As we watched and teased my brother’s less than perfect filming technique, another emotion stirred in me, underneath all the laughter. I had always seen pictures of myself and felt the usual reality shock that came from seeing your body reflected back to you in a photograph, but never had I seen myself in a three-dimensional way like I was seeing now on my brother’s amateur Easter day movie. There I was in full frontal view – front on, side on and from behind, as I walked away from the camera. You don’t often see yourself from behind, and let me say: it was a shock!

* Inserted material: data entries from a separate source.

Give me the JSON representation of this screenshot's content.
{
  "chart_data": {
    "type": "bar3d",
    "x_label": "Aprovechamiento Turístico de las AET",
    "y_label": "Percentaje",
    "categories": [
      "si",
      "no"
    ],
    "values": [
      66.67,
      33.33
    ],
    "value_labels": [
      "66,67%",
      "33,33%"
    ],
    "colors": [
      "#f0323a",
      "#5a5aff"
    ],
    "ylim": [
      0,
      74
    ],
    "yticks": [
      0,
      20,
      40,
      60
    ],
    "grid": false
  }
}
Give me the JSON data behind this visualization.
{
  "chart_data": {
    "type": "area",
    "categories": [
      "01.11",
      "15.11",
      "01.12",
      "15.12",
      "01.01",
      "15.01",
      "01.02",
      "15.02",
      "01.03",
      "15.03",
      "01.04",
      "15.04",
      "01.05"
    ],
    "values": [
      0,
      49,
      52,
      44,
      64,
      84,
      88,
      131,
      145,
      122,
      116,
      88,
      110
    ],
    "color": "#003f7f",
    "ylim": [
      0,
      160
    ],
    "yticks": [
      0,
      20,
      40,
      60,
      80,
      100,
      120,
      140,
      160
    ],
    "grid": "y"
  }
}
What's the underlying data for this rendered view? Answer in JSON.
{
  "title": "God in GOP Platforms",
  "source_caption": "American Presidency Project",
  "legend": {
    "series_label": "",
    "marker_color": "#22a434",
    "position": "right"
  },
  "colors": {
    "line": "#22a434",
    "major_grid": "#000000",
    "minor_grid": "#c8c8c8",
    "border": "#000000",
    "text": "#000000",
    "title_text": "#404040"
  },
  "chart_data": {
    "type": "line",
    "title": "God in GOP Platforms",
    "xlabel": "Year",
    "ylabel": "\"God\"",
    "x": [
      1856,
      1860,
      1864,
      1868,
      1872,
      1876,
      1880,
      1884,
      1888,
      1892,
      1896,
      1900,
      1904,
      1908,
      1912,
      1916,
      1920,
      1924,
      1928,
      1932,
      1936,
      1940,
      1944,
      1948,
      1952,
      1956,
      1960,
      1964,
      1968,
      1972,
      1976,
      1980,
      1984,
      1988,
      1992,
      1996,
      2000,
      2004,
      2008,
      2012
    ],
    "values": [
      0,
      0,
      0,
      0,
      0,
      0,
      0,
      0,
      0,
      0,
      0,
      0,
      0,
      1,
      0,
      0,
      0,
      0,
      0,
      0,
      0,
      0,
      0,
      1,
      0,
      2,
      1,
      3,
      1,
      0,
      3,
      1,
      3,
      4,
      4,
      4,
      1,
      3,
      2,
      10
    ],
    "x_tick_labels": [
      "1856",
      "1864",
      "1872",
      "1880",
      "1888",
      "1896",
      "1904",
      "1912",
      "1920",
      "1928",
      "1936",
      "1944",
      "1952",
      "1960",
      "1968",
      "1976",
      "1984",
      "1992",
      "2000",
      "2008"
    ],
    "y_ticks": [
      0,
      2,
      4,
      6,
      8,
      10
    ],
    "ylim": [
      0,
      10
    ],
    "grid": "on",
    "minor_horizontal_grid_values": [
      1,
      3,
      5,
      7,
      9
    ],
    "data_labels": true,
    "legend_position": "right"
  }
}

I continued to laugh with everyone because I was used to laughing when I was really crying inside. This time, I knew it was more than tears that festered inside of me; it was a feeling I couldn’t quite describe, other than the sickest of feelings in the pit of my stomach. I knew this time was different. There I was at more than 130 kilos in the flesh (I’d stopped counting), with nowhere to hide and no one to blame. A deep and familiar depression set in over the afternoon, except that this time it was made worse by the feelings of shame and disgust that accompanied it. I was very quiet and upset for the rest of the day.

This moment was different; no excuses were coming to mind. I saw myself with brutal honesty. While I watched, I physically grabbed the biggest area of my body: my stomach. I grabbed my rolls of fat, like big pieces of sausage layered on top of one another, and felt it with my full attention. I lifted my shirt up and stared at it, as if to show me that it was real and it wasn’t going away. Yep, I was hard on myself, but I had to be. I was so ashamed of what I had become; so ashamed of the way I had treated myself. I hadn’t taken care of my health or my body. I was always worried about material things, like fast cars and money.

I was the least priority in my life. I knew then that if I was going to change I had to be number one. Easter 2003 was the darkest day of my life; but this was my wake-up call. For the first time in my life I took responsibility for my body. No more lying to myself, just the total truth: I got myself to this weight and only I can change it. The following week I joined the gym. Nothing would ever be the same again.